Размышления Гладкова о романе настолько проницательны, что хочется выписывать их целиком. Вот еще, последняя цитата:

«Все национально-русское в романе как-то искусственно сгущено и почти стилизовано. Иногда мне казалось, что я читаю переводную книгу (особенно в романических местах) – такая уж это литературно-традиционная Россия. Так пишут и говорят о России, кто знает ее не саму по себе, а по Достоевскому или позднему Бунину. Так и мы, наверное, часто пишем и говорим о загранице. Это почти условная и очень экзотическая Россия самоваров, религиозных праздников, рождественских елок, ночных бесконечных бесед: стилизованная эссенция России. Не потому ли так велик был успех этой книги за границей? (...) Ни одна из сторон русской жизни описанного времени не показана в ней верно и полно. Это в целом очень неуклюжее и антипластичное соединение иногда проницательных, часто тонких, субъективных наблюдений автора с грубо построенным макетом эпигонского романа в манере Достоевского» (там же, с. 452—453).

Многое из того, о чем пишет Александр Гладков, говорили Борису Леонидовичу первые слушатели и читатели книги. Но Пастернак замечал одни только хвалебные отклики.

Среди тех, кто приветствовал роман, – Эмма Герштейн, Сергей Дурылин, Николай Замошкин, Николай Любимов, Сергей Спасский, Ольга Фрейденберг, Варлам Шаламов, Мария Юдина.

Среди критиковавших книгу – Анна Ахматова, Всеволод Иванов, Борис Ливанов, Ариадна Эфрон.

Сам же Пастернак говорил, что пишет этот роман «о людях, которые могли быть представителями моей школы – если бы у меня такая была». То есть для идеальной аудитории – когда автор, бесконечно размножаясь, заполняет собою любые залы, согласно кивающие ему в ответ.

Но, в конце концов, критики его книги ничуть не противоречили автору, который настаивал на несовершенстве формы как особой новизне.

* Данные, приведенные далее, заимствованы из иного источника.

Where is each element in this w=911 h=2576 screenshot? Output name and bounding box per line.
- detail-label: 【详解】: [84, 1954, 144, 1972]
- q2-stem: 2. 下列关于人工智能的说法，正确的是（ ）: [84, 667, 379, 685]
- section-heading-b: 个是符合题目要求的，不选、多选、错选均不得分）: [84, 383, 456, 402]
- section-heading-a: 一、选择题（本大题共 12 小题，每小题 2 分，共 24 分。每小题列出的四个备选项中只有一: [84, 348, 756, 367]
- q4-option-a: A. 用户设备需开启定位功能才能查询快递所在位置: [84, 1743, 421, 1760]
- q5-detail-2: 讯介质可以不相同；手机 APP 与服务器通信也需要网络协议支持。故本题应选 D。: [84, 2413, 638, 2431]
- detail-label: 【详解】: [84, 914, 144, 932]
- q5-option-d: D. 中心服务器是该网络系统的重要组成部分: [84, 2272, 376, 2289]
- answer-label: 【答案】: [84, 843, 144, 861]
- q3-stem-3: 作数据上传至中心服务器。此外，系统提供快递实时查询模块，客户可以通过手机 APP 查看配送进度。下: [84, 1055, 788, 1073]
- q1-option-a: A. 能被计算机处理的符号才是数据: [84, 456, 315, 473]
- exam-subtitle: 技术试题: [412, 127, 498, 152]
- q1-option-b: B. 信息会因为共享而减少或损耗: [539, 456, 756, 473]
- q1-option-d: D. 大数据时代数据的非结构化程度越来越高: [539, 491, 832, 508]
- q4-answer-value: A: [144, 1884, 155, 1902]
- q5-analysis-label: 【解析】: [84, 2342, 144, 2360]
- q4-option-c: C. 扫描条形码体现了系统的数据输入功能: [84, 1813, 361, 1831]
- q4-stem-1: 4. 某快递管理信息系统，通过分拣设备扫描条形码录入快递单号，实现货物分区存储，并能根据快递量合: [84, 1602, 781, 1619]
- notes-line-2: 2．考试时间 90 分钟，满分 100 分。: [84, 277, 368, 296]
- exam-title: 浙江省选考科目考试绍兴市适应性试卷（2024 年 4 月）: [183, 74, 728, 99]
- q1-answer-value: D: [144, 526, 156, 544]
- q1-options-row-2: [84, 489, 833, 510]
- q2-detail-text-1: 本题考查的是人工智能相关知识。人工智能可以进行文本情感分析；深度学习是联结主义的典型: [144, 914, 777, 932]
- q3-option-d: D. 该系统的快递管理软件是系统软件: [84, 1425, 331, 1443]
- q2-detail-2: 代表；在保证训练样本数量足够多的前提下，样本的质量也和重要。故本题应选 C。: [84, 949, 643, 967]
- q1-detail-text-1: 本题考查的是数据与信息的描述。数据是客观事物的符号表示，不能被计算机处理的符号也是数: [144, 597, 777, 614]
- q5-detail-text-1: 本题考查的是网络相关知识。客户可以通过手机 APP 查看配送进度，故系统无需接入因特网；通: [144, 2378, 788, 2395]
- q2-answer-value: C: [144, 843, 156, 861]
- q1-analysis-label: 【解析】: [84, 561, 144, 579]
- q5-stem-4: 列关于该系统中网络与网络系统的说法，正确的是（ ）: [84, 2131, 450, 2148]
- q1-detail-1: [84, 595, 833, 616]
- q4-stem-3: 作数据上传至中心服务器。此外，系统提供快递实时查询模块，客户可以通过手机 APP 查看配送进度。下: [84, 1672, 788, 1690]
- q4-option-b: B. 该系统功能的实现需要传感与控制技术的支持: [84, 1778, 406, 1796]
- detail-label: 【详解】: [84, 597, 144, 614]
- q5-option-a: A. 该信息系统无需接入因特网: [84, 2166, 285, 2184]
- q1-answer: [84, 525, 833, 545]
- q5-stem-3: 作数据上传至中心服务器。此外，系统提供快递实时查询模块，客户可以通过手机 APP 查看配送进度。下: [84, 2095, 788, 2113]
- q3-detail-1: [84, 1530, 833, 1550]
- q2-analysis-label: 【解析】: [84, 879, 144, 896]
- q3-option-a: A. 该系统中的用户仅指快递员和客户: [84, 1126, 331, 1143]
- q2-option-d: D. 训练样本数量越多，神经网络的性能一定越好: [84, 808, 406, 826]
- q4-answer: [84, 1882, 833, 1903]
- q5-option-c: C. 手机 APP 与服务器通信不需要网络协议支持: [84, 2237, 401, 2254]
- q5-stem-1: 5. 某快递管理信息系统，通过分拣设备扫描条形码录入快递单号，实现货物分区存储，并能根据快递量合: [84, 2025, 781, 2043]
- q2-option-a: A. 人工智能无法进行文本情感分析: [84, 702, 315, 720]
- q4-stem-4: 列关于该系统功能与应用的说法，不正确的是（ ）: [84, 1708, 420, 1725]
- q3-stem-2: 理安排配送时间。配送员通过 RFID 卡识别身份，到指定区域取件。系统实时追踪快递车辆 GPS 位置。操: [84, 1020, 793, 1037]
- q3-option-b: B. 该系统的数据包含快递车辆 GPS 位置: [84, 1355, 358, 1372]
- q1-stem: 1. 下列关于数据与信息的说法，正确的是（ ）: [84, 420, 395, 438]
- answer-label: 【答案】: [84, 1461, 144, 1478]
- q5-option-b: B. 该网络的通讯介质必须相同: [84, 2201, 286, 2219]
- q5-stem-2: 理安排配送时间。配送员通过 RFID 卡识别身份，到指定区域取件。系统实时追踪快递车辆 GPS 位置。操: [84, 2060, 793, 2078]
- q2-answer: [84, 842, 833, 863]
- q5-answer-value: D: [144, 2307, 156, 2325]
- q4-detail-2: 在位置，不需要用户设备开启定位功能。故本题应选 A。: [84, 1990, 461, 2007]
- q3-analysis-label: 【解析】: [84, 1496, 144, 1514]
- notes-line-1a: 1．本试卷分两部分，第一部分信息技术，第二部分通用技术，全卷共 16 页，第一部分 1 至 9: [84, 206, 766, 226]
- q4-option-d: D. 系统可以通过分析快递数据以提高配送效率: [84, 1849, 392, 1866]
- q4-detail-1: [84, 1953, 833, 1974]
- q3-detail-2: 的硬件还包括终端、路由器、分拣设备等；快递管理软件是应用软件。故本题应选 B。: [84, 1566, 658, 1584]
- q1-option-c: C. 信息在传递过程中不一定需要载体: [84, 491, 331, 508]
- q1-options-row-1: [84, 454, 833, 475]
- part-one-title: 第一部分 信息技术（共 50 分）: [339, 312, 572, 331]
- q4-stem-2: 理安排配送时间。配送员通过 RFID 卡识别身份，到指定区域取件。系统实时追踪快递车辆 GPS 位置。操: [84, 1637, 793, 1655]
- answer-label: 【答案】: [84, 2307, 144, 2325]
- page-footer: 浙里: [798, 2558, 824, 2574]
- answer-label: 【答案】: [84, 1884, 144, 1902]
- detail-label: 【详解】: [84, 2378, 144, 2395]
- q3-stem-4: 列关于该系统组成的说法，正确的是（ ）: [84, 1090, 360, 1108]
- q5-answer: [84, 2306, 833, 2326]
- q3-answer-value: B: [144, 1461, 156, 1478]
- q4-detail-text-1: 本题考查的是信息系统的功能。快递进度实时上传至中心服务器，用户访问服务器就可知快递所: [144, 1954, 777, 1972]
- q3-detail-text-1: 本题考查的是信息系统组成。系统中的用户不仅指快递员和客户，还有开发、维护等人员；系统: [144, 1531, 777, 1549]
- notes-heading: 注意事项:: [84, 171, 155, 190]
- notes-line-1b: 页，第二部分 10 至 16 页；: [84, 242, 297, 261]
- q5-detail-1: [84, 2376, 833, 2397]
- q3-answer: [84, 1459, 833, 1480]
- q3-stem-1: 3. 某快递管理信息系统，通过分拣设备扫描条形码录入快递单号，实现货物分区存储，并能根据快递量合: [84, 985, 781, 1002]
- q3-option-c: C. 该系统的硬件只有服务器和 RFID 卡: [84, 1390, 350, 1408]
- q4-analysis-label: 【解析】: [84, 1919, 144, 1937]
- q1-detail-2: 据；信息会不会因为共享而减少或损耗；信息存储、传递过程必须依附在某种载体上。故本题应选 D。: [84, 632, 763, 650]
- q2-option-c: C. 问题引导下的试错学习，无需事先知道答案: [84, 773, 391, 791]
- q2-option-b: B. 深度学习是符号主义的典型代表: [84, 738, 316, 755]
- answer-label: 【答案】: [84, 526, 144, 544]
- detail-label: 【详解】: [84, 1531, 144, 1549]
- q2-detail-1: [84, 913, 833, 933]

«Для поэзии, – вспоминал Андрей Синявский их встречу в конце 1957 года, – он не видел теперь больших перспектив. Но этот переход от стихов к прозе был для него не просто стилистической или собственно литературной закономерностью. В каком-то смысле это был для него выход за рамки литературы вообще и, главное, выход за сложившиеся стереотипы мышления. Как бы откидывая и свою, и всяческую поэзию в прошлое, он сказал, что сейчас вообще наступило время, может быть, „писать не руками, а ногами“. Он так в точности и выразился: „не руками, а ногами“. Пытаясь уточнить, я переспросил: – Жизнью? Писать жизнью? – Он неохотно согласился: – Да, жизнью. Ногами! Настало время писать не руками, а ногами!» (Синявский, с. 134—135).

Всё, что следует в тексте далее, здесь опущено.